The defendants, by two of their points, complain of the failure of the plaintiff to comply with the Soldiers' and Sailors' Civil Relief Act in any of its requirements. 50 U.S.C.A. Appendix § 520. A default judgment, taken without the affidavit or other requirements of section 520, is not rendered void, but merely voidable at the instance of the service man upon proper showing of prejudice and injury. The act is for the exclusive benefit of the service man. He alone can take advantage of it, and then only upon showing that his interest has been deleteriously affected. These principles seem to be well settled by adjudicated cases upon the subject. Mims. Bros. v. N. A. James, Inc., Tex.Civ. App., 174 S.W.2d 276 (refused 141 Tex. 554, 175 S.W.2d 74). A default judgment against these defendants could not be opened because the plaintiff failed to file an affidavit showing the defendants were not in the military service, unless the record shows that the defendants were, as a matter of fact, in the military service. The record in this case does not so reflect, nor is there even any claim made by the defendants to this effect. These points are overruled.
The defendants challenge the jurisdiction of the County Court at Law No. One in that the plaintiff is asking for a recovery in excess of $1,000.00. It is alleged that one agreement was made by the plaintiff with the three defendants whereby the plaintiff was to purchase and own the three instruments in question and all parties would continue as members in a musical group until the instruments had been completely paid off, at which time the musical instruments would be conveyed to the defendants by the plaintiff. That prior to the instruments being paid off, the defendants quit the band and wrongfully took control of the instruments. That the defendant Borrego should have returned the saxophone or, in the alternative, the amount of $435.00; that the defendant Escandon should return the trombone or, in the alternative, the amount of $355.72; that the defendant Madrid should return the guitar and amplifier or, in the alternative, the sum of $607.00. The prayer is for the return of the instruments from the respectively named defendants or, in the alternative, a judgment against each individual for the respective amounts set forth. The judgment is as above stated. It is the defendants' contention that the claims are to be considered as aggregated. We do not so consider them, but believe that they are considered separately. Here, the plaintiff asserts separate independent and distinct, though joinable, claims against three distinct defendants, and the amount are not aggregated. As each claim falls within the court's jurisdiction, the point is overruled. Means v. Marshall, 220 S.W.2d 680; 1 McDonald, Texas Civil Practice, Sec. 3.32 (1965).

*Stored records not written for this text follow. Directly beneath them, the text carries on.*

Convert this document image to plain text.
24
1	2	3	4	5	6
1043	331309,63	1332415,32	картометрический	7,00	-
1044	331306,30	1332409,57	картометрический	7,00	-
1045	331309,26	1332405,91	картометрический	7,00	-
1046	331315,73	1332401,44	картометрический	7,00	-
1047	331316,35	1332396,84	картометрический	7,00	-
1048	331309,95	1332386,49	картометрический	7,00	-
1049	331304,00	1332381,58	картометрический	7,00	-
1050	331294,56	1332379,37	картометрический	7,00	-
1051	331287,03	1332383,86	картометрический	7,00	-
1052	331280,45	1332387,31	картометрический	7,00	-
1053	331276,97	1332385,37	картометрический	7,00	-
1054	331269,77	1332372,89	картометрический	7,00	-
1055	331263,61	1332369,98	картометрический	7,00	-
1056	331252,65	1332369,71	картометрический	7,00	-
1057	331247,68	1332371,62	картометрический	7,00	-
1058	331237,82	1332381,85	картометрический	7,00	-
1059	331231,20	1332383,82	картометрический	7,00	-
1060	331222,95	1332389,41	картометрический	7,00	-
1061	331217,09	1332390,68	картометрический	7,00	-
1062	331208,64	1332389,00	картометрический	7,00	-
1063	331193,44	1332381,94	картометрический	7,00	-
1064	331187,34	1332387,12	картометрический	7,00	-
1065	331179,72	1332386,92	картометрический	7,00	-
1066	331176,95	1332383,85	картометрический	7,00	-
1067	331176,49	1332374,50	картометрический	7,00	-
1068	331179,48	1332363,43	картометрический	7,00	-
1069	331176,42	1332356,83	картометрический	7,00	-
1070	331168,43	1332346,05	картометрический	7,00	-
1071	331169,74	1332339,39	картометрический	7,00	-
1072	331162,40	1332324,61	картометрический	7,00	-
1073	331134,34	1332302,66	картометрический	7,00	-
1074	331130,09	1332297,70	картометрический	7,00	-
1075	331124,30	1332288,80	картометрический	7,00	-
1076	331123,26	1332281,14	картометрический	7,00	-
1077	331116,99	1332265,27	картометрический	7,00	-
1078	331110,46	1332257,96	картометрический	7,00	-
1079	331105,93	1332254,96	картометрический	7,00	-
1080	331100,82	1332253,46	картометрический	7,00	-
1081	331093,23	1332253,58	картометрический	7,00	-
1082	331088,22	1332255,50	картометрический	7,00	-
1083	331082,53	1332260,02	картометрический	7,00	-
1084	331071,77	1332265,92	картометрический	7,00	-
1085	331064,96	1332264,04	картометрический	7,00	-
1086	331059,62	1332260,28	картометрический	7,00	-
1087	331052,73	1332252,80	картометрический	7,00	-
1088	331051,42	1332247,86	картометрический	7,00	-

Appellants also complain that they were in the courtroom at the time of the hearing, ready for trial; that they offered to file an answer at that time; that they requested a court reporter; and that the court at no time appointed a guardian ad litem for possible minor defendants. There is nothing in the record to support any of these points, and, the burden being on the appellants to support their claims with at least a bill of exception, they are overruled.
The judgment of the trial court is affirmed.